The energy-manager module provides two capabilities for Compose Desktop applications:

  1. Energy efficiency mode — signals the OS to run your process (or a specific thread) at reduced power, ideal when minimized or unfocused.
  2. Screen-awake (caffeine) — prevents the display and system from entering sleep, useful for presentations, media playback, or long-running tasks.

Platform support

Feature Windows macOS Linux
Full efficiency mode EcoQoS + IDLE_PRIORITY_CLASS PRIO_DARWIN_BG + QoS TIER_5 nice +19, ioprio IDLE, timerslack 100ms
Light efficiency mode EcoQoS only task_policy_set(TIER_5) nice +10
Thread efficiency mode EcoQoS + THREAD_PRIORITY_IDLE QOS_CLASS_BACKGROUND nice +19, ioprio IDLE, timerslack 100ms
Screen-awake SetThreadExecutionState IOPMAssertion DBus (GNOME / logind) or X11 XScreenSaverSuspend

Installation

dependencies {
    implementation("io.github.kdroidfilter:nucleus.energy-manager:<version>")
}

Full vs Light Efficiency Mode

The module provides two levels of process-level efficiency:

Light Full
Use case Window lost focus — app still functional in background Window minimized — no UI to render, deep power saving
CPU Deprioritized via QoS hints Lowest priority (idle class)
I/O Normal Throttled
Network Normal Throttled (macOS)
Reversibility Instant Instant

Recommendation: use light mode when the window loses focus and full mode when the window is minimized. This gives the best balance between responsiveness and power savings — the app remains functional in the background (network requests, file I/O) while still signaling the OS that it can be deprioritized.

Usage

import io.github.kdroidfilter.nucleus.energymanager.EnergyManager
import java.awt.event.WindowEvent
import java.awt.event.WindowFocusListener

@Composable
fun App(state: WindowState) {
    DecoratedWindow(state = state, onCloseRequest = ::exitApplication) {
        var isWindowFocused by remember { mutableStateOf(window.isFocused) }

        DisposableEffect(window) {
            val listener = object : WindowFocusListener {
                override fun windowGainedFocus(e: WindowEvent?) {
                    isWindowFocused = true
                }
                override fun windowLostFocus(e: WindowEvent?) {
                    isWindowFocused = false
                }
            }
            window.addWindowFocusListener(listener)
            onDispose { window.removeWindowFocusListener(listener) }
        }

        LaunchedEffect(state.isMinimized, isWindowFocused) {
            when {
                state.isMinimized -> {
                    EnergyManager.disableLightEfficiencyMode()
                    EnergyManager.enableEfficiencyMode()
                }
                !isWindowFocused -> {
                    EnergyManager.disableEfficiencyMode()
                    EnergyManager.enableLightEfficiencyMode()
                }
                else -> {
                    EnergyManager.disableEfficiencyMode()
                    EnergyManager.disableLightEfficiencyMode()
                }
            }
        }

        // Your app content
    }
}

Using efficiency mode in coroutines

The withEfficiencyMode and withLightEfficiencyMode suspend helpers make it easy to run background work at reduced power inside coroutines.

withEfficiencyMode — dedicated thread

withEfficiencyMode creates a dedicated single thread with thread-level efficiency applied (QOS_CLASS_BACKGROUND on macOS, THREAD_PRIORITY_IDLE on Windows).
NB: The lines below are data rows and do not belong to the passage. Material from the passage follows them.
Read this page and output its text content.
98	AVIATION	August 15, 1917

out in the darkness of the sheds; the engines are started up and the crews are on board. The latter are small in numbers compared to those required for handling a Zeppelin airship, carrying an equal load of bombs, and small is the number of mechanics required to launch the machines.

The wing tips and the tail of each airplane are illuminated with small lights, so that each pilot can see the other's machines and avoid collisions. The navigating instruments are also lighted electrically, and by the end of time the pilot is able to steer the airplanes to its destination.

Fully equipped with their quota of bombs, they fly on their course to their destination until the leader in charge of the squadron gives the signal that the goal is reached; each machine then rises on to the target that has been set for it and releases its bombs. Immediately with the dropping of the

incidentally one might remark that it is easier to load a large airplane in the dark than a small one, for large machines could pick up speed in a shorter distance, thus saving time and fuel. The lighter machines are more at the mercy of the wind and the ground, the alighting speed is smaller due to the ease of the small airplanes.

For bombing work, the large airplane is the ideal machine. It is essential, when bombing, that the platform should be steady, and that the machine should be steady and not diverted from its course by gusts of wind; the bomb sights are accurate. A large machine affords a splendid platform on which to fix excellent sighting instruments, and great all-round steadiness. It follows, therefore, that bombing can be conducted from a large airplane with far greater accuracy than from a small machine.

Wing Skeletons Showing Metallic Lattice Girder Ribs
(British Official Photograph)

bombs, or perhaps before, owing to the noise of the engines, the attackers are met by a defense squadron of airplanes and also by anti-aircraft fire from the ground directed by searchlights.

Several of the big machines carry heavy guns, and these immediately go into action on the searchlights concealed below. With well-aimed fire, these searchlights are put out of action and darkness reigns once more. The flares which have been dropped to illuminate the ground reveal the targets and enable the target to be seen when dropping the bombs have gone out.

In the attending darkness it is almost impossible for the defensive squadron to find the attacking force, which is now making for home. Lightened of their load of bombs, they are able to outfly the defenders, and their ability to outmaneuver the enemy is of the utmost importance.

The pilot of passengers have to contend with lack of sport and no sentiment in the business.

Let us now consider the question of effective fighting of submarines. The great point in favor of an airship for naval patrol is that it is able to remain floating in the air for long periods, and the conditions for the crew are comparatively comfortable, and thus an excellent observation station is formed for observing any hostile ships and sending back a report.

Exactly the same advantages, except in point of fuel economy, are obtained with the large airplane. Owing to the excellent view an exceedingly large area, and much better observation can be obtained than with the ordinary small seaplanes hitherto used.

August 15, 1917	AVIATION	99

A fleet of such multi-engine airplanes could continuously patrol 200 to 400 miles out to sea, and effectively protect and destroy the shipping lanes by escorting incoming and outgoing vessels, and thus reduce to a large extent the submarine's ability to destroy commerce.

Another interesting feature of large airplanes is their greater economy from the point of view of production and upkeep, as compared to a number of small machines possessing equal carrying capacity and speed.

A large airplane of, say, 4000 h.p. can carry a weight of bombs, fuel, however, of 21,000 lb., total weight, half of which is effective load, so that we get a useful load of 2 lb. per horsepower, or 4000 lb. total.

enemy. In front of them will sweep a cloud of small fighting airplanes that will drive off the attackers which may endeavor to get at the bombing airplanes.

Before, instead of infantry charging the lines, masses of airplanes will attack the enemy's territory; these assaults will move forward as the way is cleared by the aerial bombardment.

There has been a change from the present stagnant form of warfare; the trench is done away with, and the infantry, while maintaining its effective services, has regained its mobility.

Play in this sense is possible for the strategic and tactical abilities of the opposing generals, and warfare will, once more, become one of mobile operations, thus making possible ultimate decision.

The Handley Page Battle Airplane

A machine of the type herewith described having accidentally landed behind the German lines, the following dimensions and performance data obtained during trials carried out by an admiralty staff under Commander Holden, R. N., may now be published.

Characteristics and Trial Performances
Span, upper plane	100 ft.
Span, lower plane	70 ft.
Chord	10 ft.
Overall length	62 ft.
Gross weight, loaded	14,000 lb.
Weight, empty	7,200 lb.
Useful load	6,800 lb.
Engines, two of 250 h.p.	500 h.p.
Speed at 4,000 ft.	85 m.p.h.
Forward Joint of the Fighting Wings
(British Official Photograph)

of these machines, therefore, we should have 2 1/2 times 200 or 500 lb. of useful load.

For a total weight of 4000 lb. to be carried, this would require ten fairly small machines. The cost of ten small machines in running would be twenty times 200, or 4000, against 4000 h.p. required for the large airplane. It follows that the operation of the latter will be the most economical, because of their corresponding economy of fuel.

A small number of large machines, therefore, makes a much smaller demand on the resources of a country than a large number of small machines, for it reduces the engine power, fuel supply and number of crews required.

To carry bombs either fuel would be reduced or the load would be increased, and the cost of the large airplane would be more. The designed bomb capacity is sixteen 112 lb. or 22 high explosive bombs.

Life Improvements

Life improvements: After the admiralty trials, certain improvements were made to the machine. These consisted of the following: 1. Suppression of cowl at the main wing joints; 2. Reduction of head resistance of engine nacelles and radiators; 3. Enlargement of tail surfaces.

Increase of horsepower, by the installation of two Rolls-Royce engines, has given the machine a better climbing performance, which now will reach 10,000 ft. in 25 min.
The thread is disposed when the block completes. This is ideal for CPU-bound background tasks that should not interfere with the UI:

// Inside a coroutine scope
val result = EnergyManager.withEfficiencyMode {
    // Runs on a dedicated low-priority thread
    // Other coroutines on the default dispatcher are not affected
    computeHeavyReport()
}
// Back on the original dispatcher with full priority
updateUI(result)

Since the efficiency is applied at the thread level, it does not affect other threads or coroutines in your application. The dedicated thread is automatically shut down when the block finishes.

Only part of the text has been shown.